Financing is a relatively common approach to buying a car. Some people opt to finance their car because they don’t have the cash-in-hand to buy it outright. Others may choose financing because they prefer to make monthly payments, rather than clearing out their bank account all at once.
The cost of the vehicle can play a big role in deciding whether or not to finance. If you’re buying an older or used car, there may be less need to take out an auto loan – but it’s always a good idea to consider the purchase holistically. Financing a newer car that’s less likely to need expensive repairs, or a car that better meets your needs for any reason, can potentially offer more value than purchasing a cheaper car outright.
Who Offers Car Financing?
Car financing can be obtained via direct lending, or dealership financing. Direct lending means taking out an auto loan with your credit union or bank, whereas dealership financing means that the car dealer handles the loan particulars and paperwork for you.
The benefit of working with a direct lender is that you can usually get a lower interest rate, and you’ll get access to support and advice from experienced finance professionals throughout the process. Dealership financing usually carries an additional mark-up, so your monthly payment will be higher and you’ll be paying off more money in the long-run. Some dealerships offer financing for people with low credit scores, where a traditional financial institution might not. As always, be sure to read the fine print! A high interest rate or hidden fees can add up quickly.

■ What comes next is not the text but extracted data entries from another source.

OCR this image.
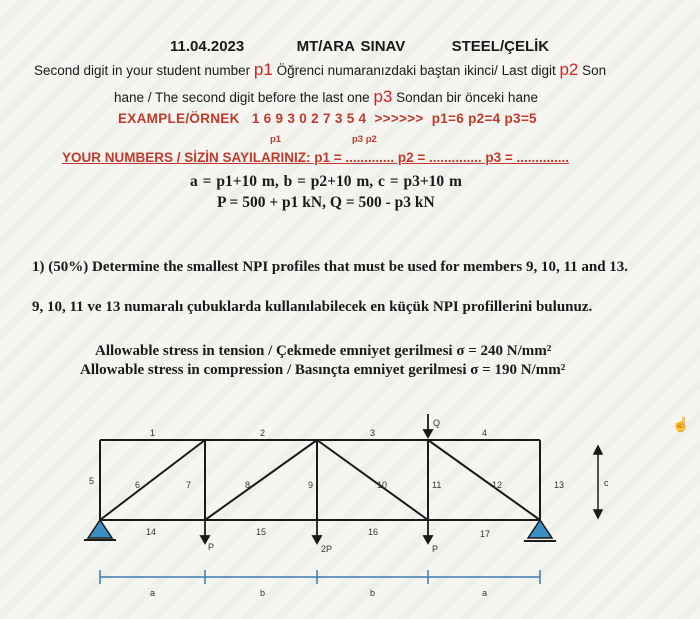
11.04.2023	MT/ARA SINAV	STEEL/ÇELİK
Second digit in your student number p1 Öğrenci numaranızdaki baştan ikinci/ Last digit p2 Son
hane / The second digit before the last one p3 Sondan bir önceki hane
EXAMPLE/ÖRNEK 1 6 9 3 0 2 7 3 5 4 >>>>>> p1=6 p2=4 p3=5
p1	p3 p2
YOUR NUMBERS / SİZİN SAYILARINIZ: p1 = ............. p2 = .............. p3 = ..............
a = p1+10 m, b = p2+10 m, c = p3+10 m
P = 500 + p1 kN, Q = 500 - p3 kN
1) (50%) Determine the smallest NPI profiles that must be used for members 9, 10, 11 and 13.
9, 10, 11 ve 13 numaralı çubuklarda kullanılabilecek en küçük NPI profillerini bulunuz.
Allowable stress in tension / Çekmede emniyet gerilmesi σ = 240 N/mm²
Allowable stress in compression / Basınçta emniyet gerilmesi σ = 190 N/mm²
1	2	3	4
5	7	9	11	13
6	8	10	12
14	15	16	17
P	2P	P
Q
c
a	b	b	a
☝
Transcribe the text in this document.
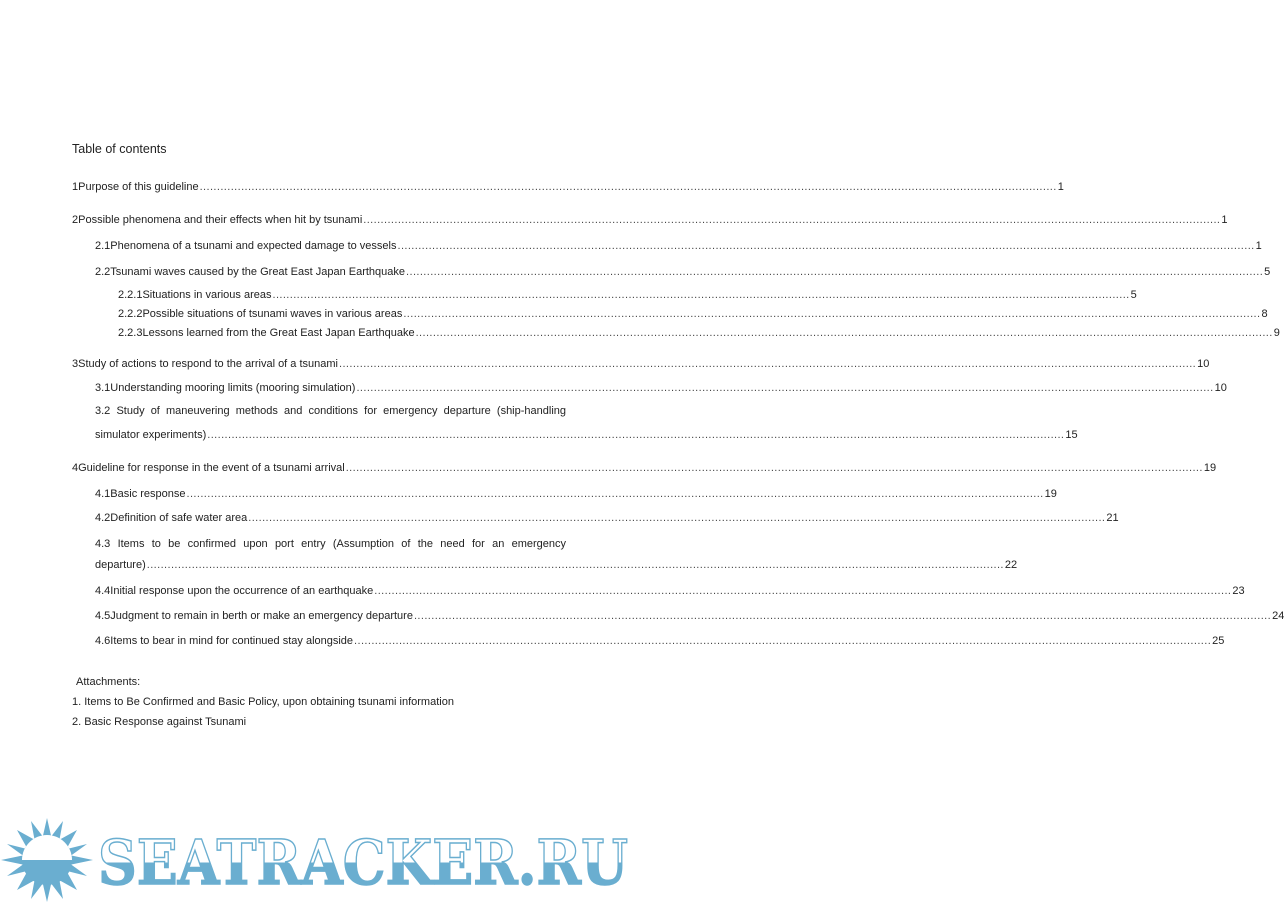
Table of contents
1 Purpose of this guideline .....	1
2 Possible phenomena and their effects when hit by tsunami .....	1
2.1 Phenomena of a tsunami and expected damage to vessels .....	1
2.2 Tsunami waves caused by the Great East Japan Earthquake .....	5
2.2.1 Situations in various areas .....	5
2.2.2 Possible situations of tsunami waves in various areas .....	8
2.2.3 Lessons learned from the Great East Japan Earthquake .....	9
3 Study of actions to respond to the arrival of a tsunami .....	10
3.1 Understanding mooring limits (mooring simulation) .....	10
3.2 Study of maneuvering methods and conditions for emergency departure (ship-handling
simulator experiments) .....	15
4 Guideline for response in the event of a tsunami arrival .....	19
4.1 Basic response .....	19
4.2 Definition of safe water area .....	21
4.3 Items to be confirmed upon port entry (Assumption of the need for an emergency
departure) .....	22
4.4 Initial response upon the occurrence of an earthquake .....	23
4.5 Judgment to remain in berth or make an emergency departure .....	24
4.6 Items to bear in mind for continued stay alongside .....	25
Attachments:
1. Items to Be Confirmed and Basic Policy, upon obtaining tsunami information
2. Basic Response against Tsunami
SEATRACKER.RU
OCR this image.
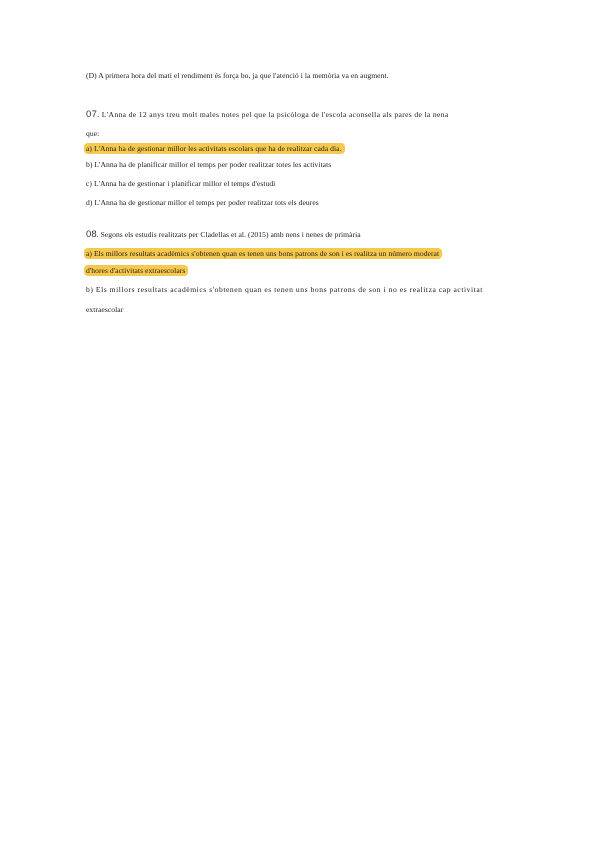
(D) A primera hora del matí el rendiment és força bo, ja que l'atenció i la memòria va en augment.
07. L'Anna de 12 anys treu molt males notes pel que la psicòloga de l'escola aconsella als pares de la nena
que:
a) L'Anna ha de gestionar millor les activitats escolars que ha de realitzar cada dia.
b) L'Anna ha de planificar millor el temps per poder realitzar totes les activitats
c) L'Anna ha de gestionar i planificar millor el temps d'estudi
d) L'Anna ha de gestionar millor el temps per poder realitzar tots els deures
08. Segons els estudis realitzats per Cladellas et al. (2015) amb nens i nenes de primària
a) Els millors resultats acadèmics s'obtenen quan es tenen uns bons patrons de son i es realitza un número moderat
d'hores d'activitats extraescolars
b) Els millors resultats acadèmics s'obtenen quan es tenen uns bons patrons de son i no es realitza cap activitat
extraescolar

What’s a Good Financing Deal?
To compare financing deals and choose the best offer, the first point to consider is interest rates. The average Annual Percentage Rate (APR) is around 4.12% APR for a new vehicle and 8.70% APR for a used vehicle. However, rates can vary widely depending on what car you’re purchasing, your credit score, the length of the loan and any special offers you can get from your bank or credit union. HUECU, for example, offers the same low rates on new and used vehicles, starting at 2.99% APR.
Make sure your lender provides interest rates in terms of APR, which includes all associated fees. APR is the best way to measure one financing deal against another.
Other important questions to ask are:
- Is there are pre-payment penalty? Paying off your loan sooner will mean less interest and fewer payments over the life of the loan, but if there’s a prepayment penalty, you’ll lose this potential benefit.
- What if I buy a different car? Vehicle choice can sometimes affect your APR, including potential discounts for choosing a hybrid or electric vehicle.
- Do missed payments impact my interest rate? Some unscrupulous lenders might penalize late or missed payments by raising your APR to the maximum possible legal rate – so pay attention if terms and conditions seem overly punitive.
- Can I get a lower interest rate? It doesn’t hurt to ask! Lenders will sometimes negotiate car financing offers, or help you understand more about how improving your credit score before taking out a loan could get you a better deal
0% Financing vs. Cash Rebates: Which to Choose?
Some lenders will offer additional incentives to finance your car, including 0% financing or a cash rebate. Beware that these sweeteners are almost always mutually exclusive.
Which should you choose? First, make sure that your credit score and vehicle of choice still qualify you for a 0% financing offer – in all likelihood, you’ll need an excellent score of 780 or above. If you do qualify, check the fine print carefully as 0% loans may include hidden fees that add up fast. A cash rebate, on the other hand, could be useful to cover your down payment on the vehicle, but again, review the terms and conditions with a fine-toothed comb.